The festival syllabus sets out competitions at many levels, for solo voice, duets, trios, and choirs; and for solo instruments, chamber groups, bands, and orchestras. There were 717 categories or classes in the 1991 competition. Numerous trophies are awarded, the major ones being the Rose Bowl, established in 1924 and competed for by winners of senior vocal classes, and the Aikins Memorial Trophy, established in 1930 and competed for by winners of senior instrumental classes. Choral classes have been a particular pride of the festival, and the competition by the leading church, high-school, Mennonite, Ukrainian, and Polish choirs for the Lord Tweedsmuir Memorial Trophy, established in 1930 for winners of adult choir classes, vies annually for public favour with the Rose Bowl and Aikins trophy. Its most persistent winner - 14 times between 1941 and 1962 - was the St Stephen's Broadway Church Choir, conducted for many of those years by Filmer Hubble. Beginning in 1978, financial assistance for study purposes was made available in connection with some festival trophies.

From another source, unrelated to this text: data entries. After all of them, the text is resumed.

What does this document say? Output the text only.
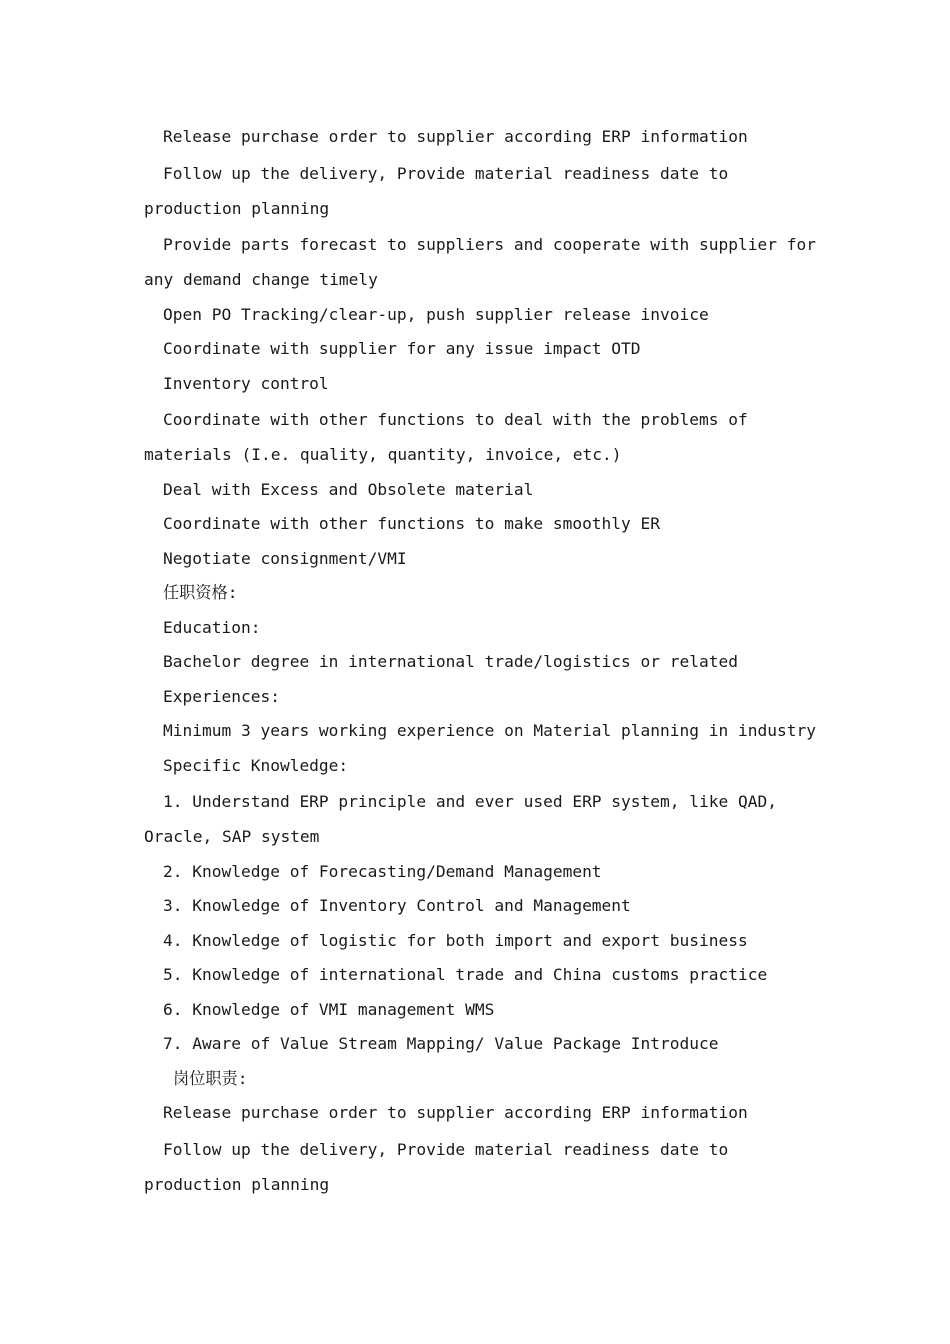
Release purchase order to supplier according ERP information
Follow up the delivery, Provide material readiness date to
production planning
Provide parts forecast to suppliers and cooperate with supplier for
any demand change timely
Open PO Tracking/clear-up, push supplier release invoice
Coordinate with supplier for any issue impact OTD
Inventory control
Coordinate with other functions to deal with the problems of
materials (I.e. quality, quantity, invoice, etc.)
Deal with Excess and Obsolete material
Coordinate with other functions to make smoothly ER
Negotiate consignment/VMI
任职资格:
Education:
Bachelor degree in international trade/logistics or related
Experiences:
Minimum 3 years working experience on Material planning in industry
Specific Knowledge:
1. Understand ERP principle and ever used ERP system, like QAD,
Oracle, SAP system
2. Knowledge of Forecasting/Demand Management
3. Knowledge of Inventory Control and Management
4. Knowledge of logistic for both import and export business
5. Knowledge of international trade and China customs practice
6. Knowledge of VMI management WMS
7. Aware of Value Stream Mapping/ Value Package Introduce
岗位职责:
Release purchase order to supplier according ERP information
Follow up the delivery, Provide material readiness date to
production planning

Winners of the Rose Bowl have included Devina Bailey, Tracy Dahl, Myfanwy Evans, Cora Doig James, Helly Sapinsky, Ursula Koons Dahlgren, Gladys Kriese-Caporale, Wallace Lewis, Nona Mari, Morley Margolis (Meredith), John Martens, Maxine Miller, Mary Morrison, Alvin Reimer, Phyllis Cooke Thomson, Albert Whiteman, and J. Roberto Wood. Winners of the Aikins trophy have included Marvin Johnson, Ailsa Lawson, Edward Lincoln, Gilbert Munroe, Sheila Munroe, Pearl Palmason, Ross Pratt, Joyce Redekop-Fink, Victor Schultz, Winifred Scott Wood, Freda Trepel (Kaufmann), and Eric Wilson.

The festival was the subject of a 1945 NFB film, Listen to the Prairies. It is an affiliate of the Associated Manitoba Arts Festivals and the FCMF.